3. HOWEVER, the result is scale dependent ( Since perf for fitnet is mean-squared-error mse(t-y), multiplying t by positive number a will increase perf by a^2
4. Therefore, normalize perf with the performance of the NAIVE CONSTANT MODEL y = constant whose error is minimized when the constant is the mean of the target
y00 = repmat( mean(t,2), 1, size(t,2))
MSE00 = mse( t - y00 )
MSE00 = mean(var(t',1)) % 8.3378
nperf = mse(t-y)/MSE00 % 1.7557e-05
5. Note that the only input is the number of hidden nodes H = 10.
6. HOWEVER, reading the corresponding documentation indicates that H = 10 is a default.
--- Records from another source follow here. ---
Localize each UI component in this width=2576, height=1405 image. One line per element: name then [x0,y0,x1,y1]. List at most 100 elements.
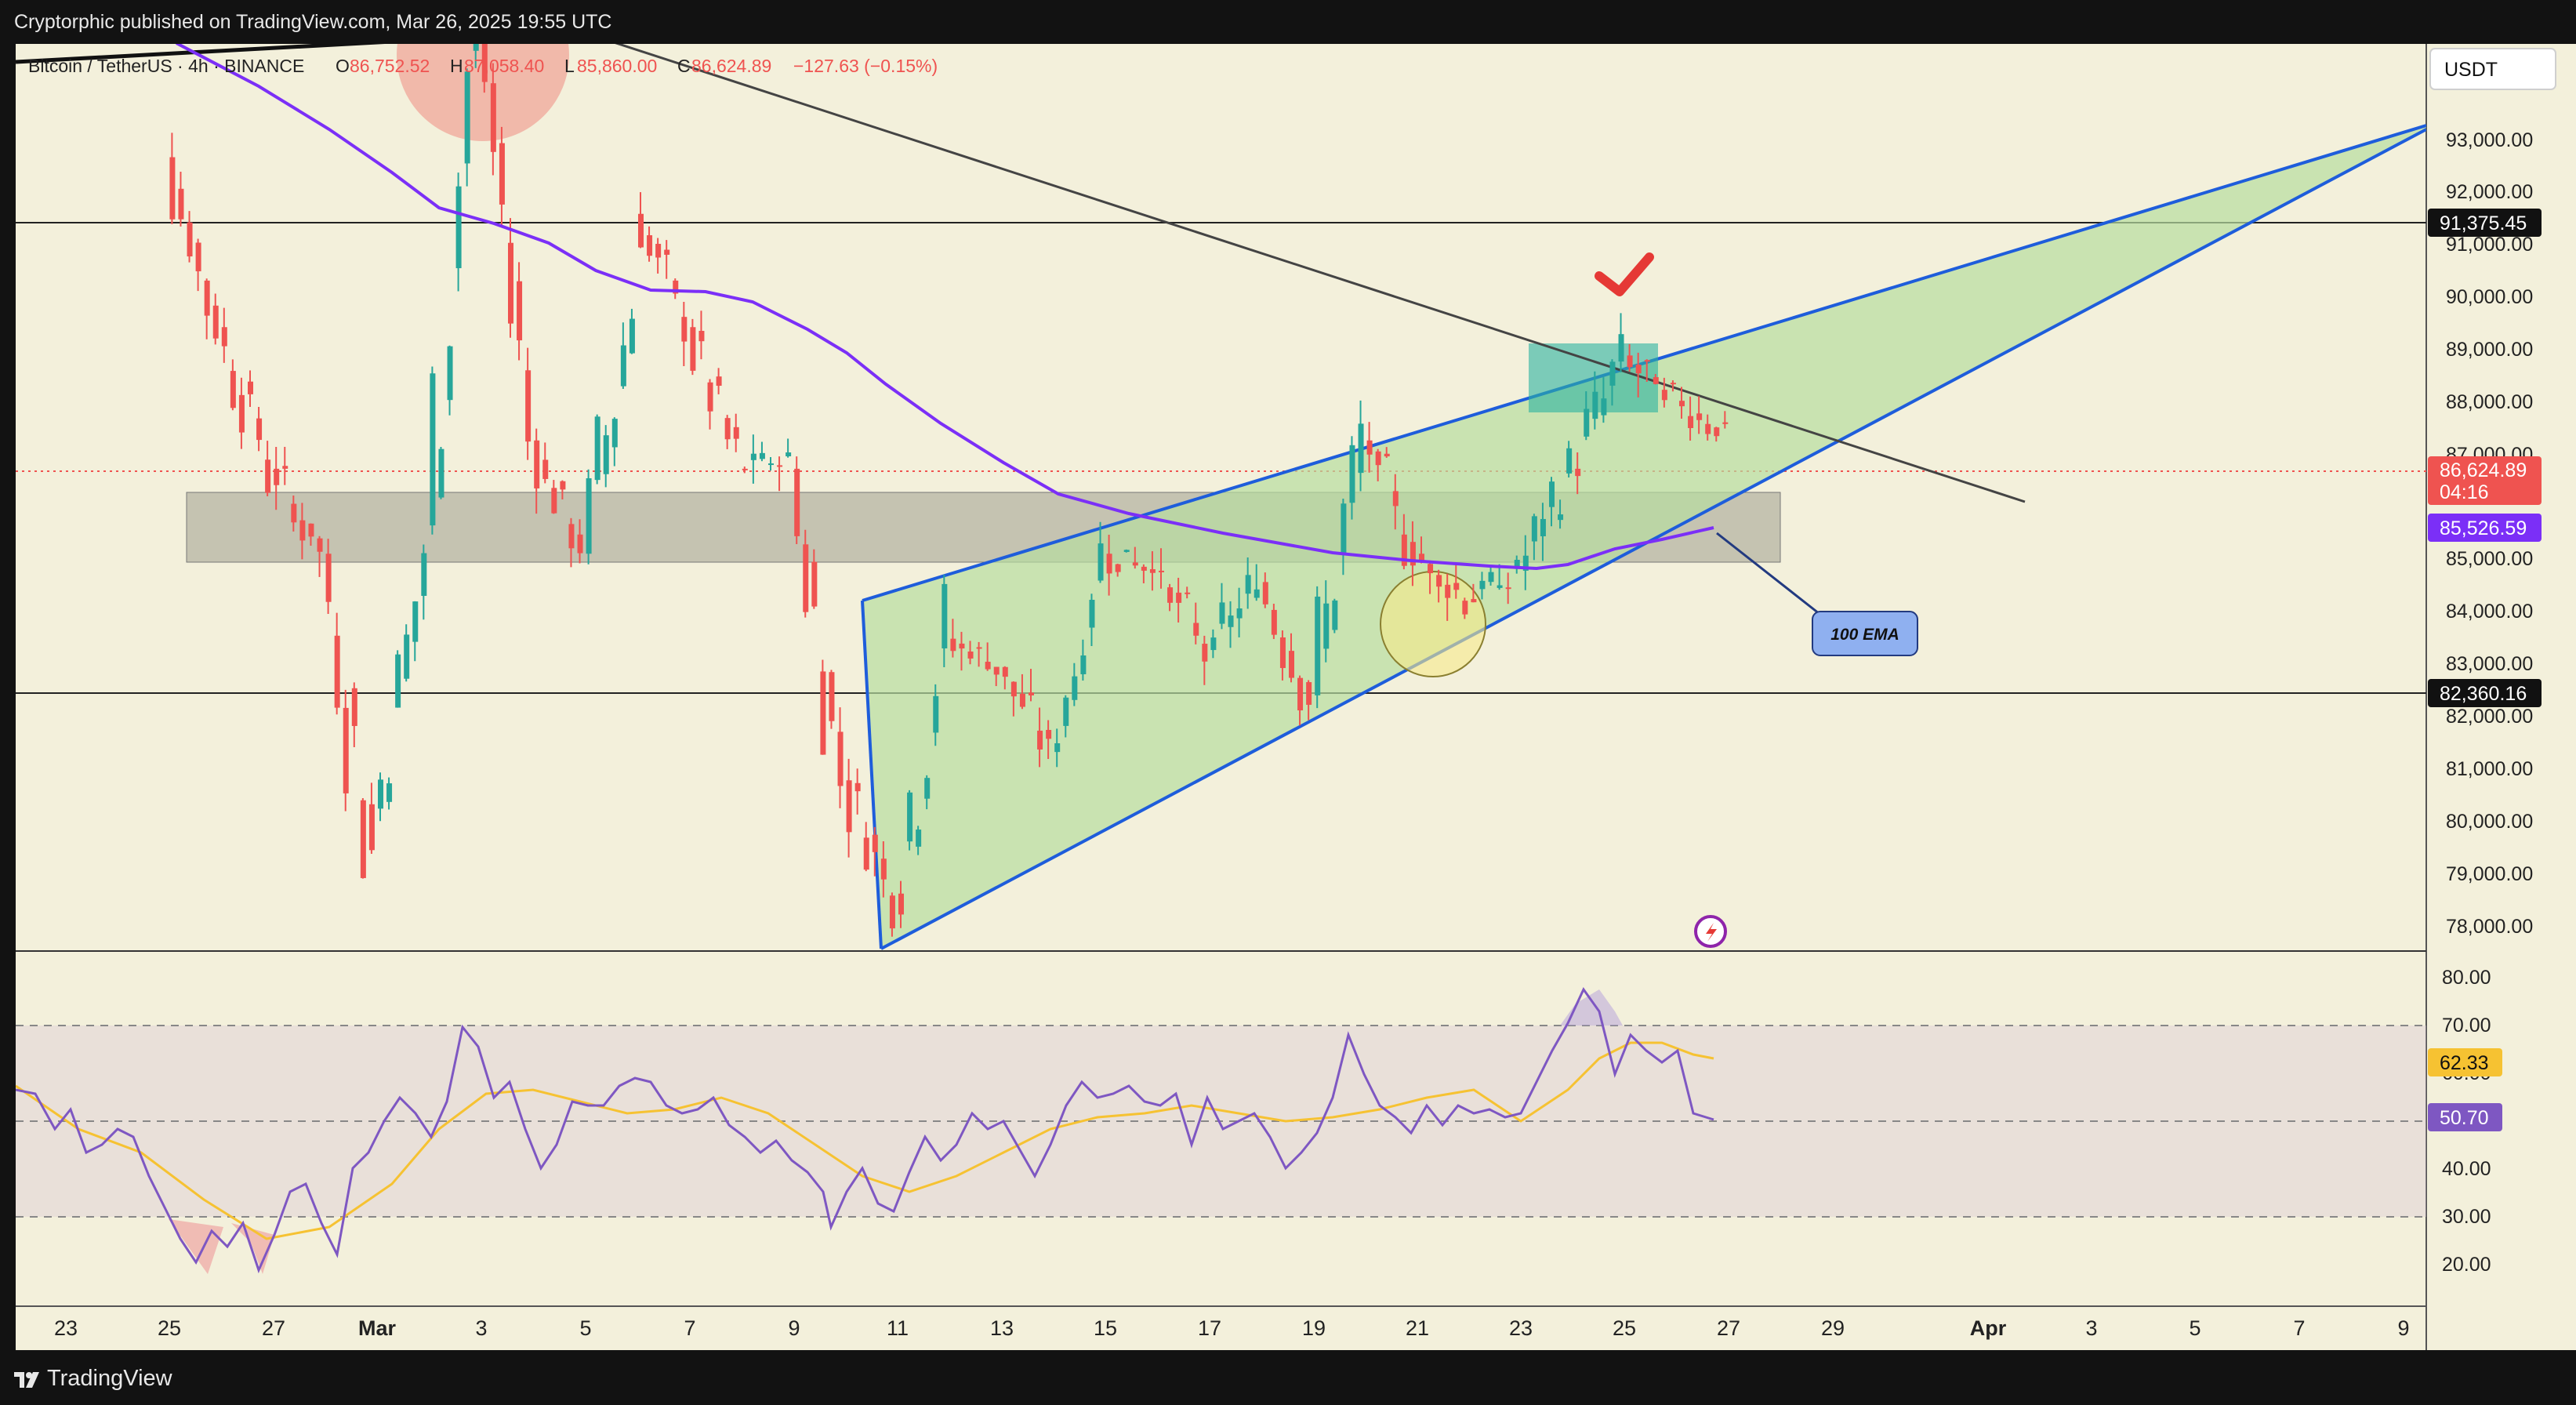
resistance-price-tag [2428,209,2542,237]
candle-body [1193,623,1199,636]
candle-body [933,695,939,733]
candle-body [1661,390,1667,401]
candlestick-series [169,44,1729,937]
candle-body [178,188,184,220]
candle-body [1644,360,1650,362]
date-tick: 5 [579,1316,591,1340]
candle-body [317,538,323,552]
candle-body [212,305,219,339]
candle-body [525,370,532,442]
candle-body [1722,422,1729,424]
candle-body [542,459,549,479]
countdown-text: 04:16 [2440,481,2489,503]
candle-body [560,481,566,490]
candle-body [1080,655,1087,674]
top-trend-segment[interactable] [16,31,580,64]
candle-body [1436,575,1442,587]
price-tick: 93,000.00 [2446,129,2533,151]
time-axis[interactable]: 23 25 27 Mar 3 5 7 9 11 13 15 17 19 21 2… [54,1316,2410,1340]
candle-body [733,427,739,439]
candle-body [586,477,592,554]
tradingview-logo[interactable]: TradingView [14,1366,172,1392]
date-tick: 15 [1094,1316,1117,1340]
candle-body [1010,681,1017,697]
check-mark[interactable] [1595,252,1654,296]
candle-body [1072,676,1078,700]
publish-header: Cryptorphic published on TradingView.com… [0,0,2576,44]
candle-body [325,554,332,602]
rsi-tick: 80.00 [2442,967,2491,989]
candle-body [1627,355,1633,368]
candle-body [629,318,635,354]
legend-l-value: 85,860.00 [577,56,657,76]
candle-body [221,327,227,347]
candle-body [551,488,557,514]
candle-body [1558,514,1564,521]
candle-body [820,671,826,755]
price-tick: 91,000.00 [2446,234,2533,256]
candle-body [1123,550,1130,553]
highlight-circle-top[interactable] [397,0,569,141]
rising-wedge-fill[interactable] [862,125,2426,949]
candle-body [1401,534,1407,566]
candle-body [1054,743,1061,753]
legend-c-label: C [677,56,691,76]
candle-body [942,583,948,648]
candle-body [360,800,366,878]
candle-body [378,779,383,809]
candle-body [1271,609,1277,635]
legend-h-value: 87,058.40 [464,56,544,76]
candle-body [1046,729,1052,739]
date-tick: 23 [1509,1316,1533,1340]
candle-body [1670,383,1676,385]
currency-button[interactable] [2429,48,2556,90]
candle-body [473,44,479,51]
price-tick: 82,000.00 [2446,706,2533,728]
date-tick: 25 [158,1316,181,1340]
ema-callout-box[interactable] [1812,611,1918,656]
candle-body [1601,398,1607,416]
candle-body [1159,570,1164,572]
date-tick: 7 [2293,1316,2305,1340]
wedge-left-edge[interactable] [861,600,883,949]
rsi-tick: 30.00 [2442,1206,2491,1228]
symbol-legend[interactable]: Bitcoin / TetherUS · 4h · BINANCE O 86,7… [28,56,938,76]
rsi-pane[interactable] [16,987,2426,1274]
ema-100-line[interactable] [176,43,1714,571]
candle-body [499,143,505,205]
candle-body [794,468,800,536]
rsi-line[interactable] [16,987,1714,1274]
candle-body [447,346,453,401]
candle-body [1002,666,1008,677]
candle-body [438,448,444,498]
candle-body [1297,677,1304,711]
rsi-tick: 70.00 [2442,1015,2491,1037]
chart-area[interactable]: 100 EMA 93,000.00 92,000.00 91,000.00 90… [0,0,2576,1350]
rsi-ma-line[interactable] [16,1041,1714,1240]
date-tick: 21 [1406,1316,1429,1340]
descending-trend-line[interactable] [580,31,2026,503]
candle-body [1696,413,1703,420]
price-tick: 79,000.00 [2446,863,2533,885]
wedge-lower-line[interactable] [880,128,2426,950]
legend-o-label: O [336,56,350,76]
price-axis[interactable]: 93,000.00 92,000.00 91,000.00 90,000.00 … [2446,129,2533,938]
candle-body [1341,503,1347,555]
candle-body [664,249,670,255]
candle-body [1063,697,1069,726]
candle-body [647,235,653,256]
highlight-circle-yellow[interactable] [1380,571,1486,677]
rsi-ma-value: 62.33 [2440,1052,2489,1074]
candle-body [187,222,193,257]
tradingview-icon [14,1371,39,1388]
price-tick: 84,000.00 [2446,601,2533,623]
date-tick: 23 [54,1316,78,1340]
candle-body [750,453,756,460]
candle-body [1514,560,1520,569]
candle-body [1453,583,1460,590]
candle-body [872,834,878,852]
candle-body [1254,589,1260,598]
candle-body [707,382,713,412]
price-tick: 89,000.00 [2446,339,2533,361]
price-tick: 83,000.00 [2446,653,2533,675]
7. Therefore, the net creation statement can be replaced by
net = fitnet;
8. HOWEVER, there will be a different answer each time the code is run. This is because of
a. Default RANDOM data division 70/15/15
b. Default RANDOM initial weights
9. In order to duplicate results, initialize the RNG to the same initial state ( your choice ) BEFORE the train statement.
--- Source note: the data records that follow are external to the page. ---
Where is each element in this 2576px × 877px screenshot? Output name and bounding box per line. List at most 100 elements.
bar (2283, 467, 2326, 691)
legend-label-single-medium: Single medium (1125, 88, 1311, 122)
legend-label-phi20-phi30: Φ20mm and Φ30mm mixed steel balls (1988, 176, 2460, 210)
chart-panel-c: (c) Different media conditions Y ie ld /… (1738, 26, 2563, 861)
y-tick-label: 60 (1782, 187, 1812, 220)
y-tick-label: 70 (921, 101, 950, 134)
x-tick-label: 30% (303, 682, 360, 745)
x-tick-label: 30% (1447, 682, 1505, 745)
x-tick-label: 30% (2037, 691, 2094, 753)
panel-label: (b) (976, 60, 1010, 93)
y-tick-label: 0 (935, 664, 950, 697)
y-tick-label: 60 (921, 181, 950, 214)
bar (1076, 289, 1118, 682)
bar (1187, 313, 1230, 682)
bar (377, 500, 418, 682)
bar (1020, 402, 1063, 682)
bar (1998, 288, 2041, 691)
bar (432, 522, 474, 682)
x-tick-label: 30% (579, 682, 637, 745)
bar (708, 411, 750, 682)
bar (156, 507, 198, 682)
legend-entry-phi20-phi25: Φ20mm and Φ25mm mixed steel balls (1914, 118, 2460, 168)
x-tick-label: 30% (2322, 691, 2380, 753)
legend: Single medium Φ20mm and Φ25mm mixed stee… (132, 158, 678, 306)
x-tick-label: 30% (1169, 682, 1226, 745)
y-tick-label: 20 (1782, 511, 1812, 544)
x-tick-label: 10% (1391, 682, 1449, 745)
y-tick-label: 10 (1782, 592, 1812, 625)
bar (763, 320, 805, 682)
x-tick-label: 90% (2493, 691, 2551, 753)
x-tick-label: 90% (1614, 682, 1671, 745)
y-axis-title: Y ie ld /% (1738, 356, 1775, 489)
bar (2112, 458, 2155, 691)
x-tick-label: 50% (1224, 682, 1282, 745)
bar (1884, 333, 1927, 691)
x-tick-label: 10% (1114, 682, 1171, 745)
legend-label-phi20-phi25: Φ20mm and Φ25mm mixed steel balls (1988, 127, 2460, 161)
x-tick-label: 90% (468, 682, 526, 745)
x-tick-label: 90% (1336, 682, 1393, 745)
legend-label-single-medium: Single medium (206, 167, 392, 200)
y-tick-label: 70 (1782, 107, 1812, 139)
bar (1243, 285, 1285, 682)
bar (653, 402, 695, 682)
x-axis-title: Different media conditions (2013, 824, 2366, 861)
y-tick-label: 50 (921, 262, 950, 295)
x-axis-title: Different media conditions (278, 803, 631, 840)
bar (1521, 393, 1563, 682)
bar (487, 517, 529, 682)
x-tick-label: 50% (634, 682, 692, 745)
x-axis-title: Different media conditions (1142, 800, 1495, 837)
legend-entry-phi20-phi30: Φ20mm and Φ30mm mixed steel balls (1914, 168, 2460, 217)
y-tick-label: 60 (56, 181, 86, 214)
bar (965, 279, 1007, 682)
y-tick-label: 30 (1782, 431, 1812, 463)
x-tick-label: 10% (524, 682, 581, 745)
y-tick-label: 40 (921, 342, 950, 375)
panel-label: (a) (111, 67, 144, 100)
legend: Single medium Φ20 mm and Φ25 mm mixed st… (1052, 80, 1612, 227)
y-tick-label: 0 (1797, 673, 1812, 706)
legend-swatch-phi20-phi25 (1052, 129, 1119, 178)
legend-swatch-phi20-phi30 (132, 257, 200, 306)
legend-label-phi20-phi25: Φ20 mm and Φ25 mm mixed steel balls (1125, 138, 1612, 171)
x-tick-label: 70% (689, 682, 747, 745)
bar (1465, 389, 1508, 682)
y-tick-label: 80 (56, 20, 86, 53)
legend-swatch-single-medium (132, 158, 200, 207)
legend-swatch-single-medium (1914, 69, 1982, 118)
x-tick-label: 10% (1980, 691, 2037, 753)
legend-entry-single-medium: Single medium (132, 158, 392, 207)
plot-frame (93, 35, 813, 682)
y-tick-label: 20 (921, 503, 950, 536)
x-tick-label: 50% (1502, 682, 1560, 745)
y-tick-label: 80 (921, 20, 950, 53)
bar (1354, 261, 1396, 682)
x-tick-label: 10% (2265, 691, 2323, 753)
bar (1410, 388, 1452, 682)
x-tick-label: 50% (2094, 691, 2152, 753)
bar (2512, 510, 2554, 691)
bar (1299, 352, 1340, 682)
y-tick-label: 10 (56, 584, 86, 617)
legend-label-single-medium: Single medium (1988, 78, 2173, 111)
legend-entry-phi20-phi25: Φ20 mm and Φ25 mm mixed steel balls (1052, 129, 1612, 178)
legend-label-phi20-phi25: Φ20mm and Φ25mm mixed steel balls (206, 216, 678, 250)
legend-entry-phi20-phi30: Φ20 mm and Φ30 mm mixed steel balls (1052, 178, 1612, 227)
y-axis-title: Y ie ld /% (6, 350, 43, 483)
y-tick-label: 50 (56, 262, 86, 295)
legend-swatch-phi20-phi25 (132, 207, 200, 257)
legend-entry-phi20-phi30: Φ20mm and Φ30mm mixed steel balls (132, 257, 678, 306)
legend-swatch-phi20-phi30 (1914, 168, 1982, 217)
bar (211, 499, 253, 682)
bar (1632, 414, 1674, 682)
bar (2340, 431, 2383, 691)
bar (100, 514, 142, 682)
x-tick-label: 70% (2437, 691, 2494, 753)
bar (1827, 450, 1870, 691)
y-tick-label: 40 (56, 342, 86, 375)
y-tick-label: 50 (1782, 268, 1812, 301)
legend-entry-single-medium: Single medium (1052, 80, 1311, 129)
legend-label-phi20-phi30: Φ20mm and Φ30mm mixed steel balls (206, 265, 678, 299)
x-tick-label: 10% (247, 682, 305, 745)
10. That is all you need to get a repeatable result.
11. HOWEVER, since the initial weights are random, there is no guarantee that the automatic choice is successful. In addition, in the general case, there is no guarantee that H = 10 is a good choice.
12. This can be mitigated by designing multiple nets in a double for loop over H = Hmin:dH:Hmax and Nweighttrials = 1:Ntrials. Then choosing the net with best validation set performance result.
13. HOWEVER, the perf value obtained above combines the result for all of the data subsets: trn, val and tst.
14. To obtain separate results for each subset, use the training record tr from
rng('default') % Or your favorite RNG state
[ net tr y e ] = train( net, x, t);
% y = net(x); % output
% e = t-y; % error
NMSE = mse(e)/MSE00
NMSEtrn = tr.best_perf/MSE00 % BIASED: trn used to obtain weights
NMSEval = tr.best_vperf/MSE00 % BIASED: val used to stop training AND pick best of multiple designs
NMSEtst = tr.best_tperf/MSE00 % Use to obtain UNBIASED performance estimate
[ x ,t ] = simplefit_dataset;
MSE00 = mean( var( t',1) ) % 8.3378
net = fitnet;
rng( 'default' )
[net tr y e] = train(net, x, t);
NMSE = mse(e)/MSE00 % 1.7558e-05
NMSEtrn = tr.best_perf/MSE00 % 1.4665e-05
NMSEval = tr.best_vperf/MSE00 % 1.06e-05
NMSEtst = tr.best_tperf/MSE00 % 3.8155e-05
Hope this helps,
Thank you for formally accepting my answer
PS Many real world examples will require searches for H and initial weights. If you reuse the same net, be sure to use the function CONFIGURE for weight initialization.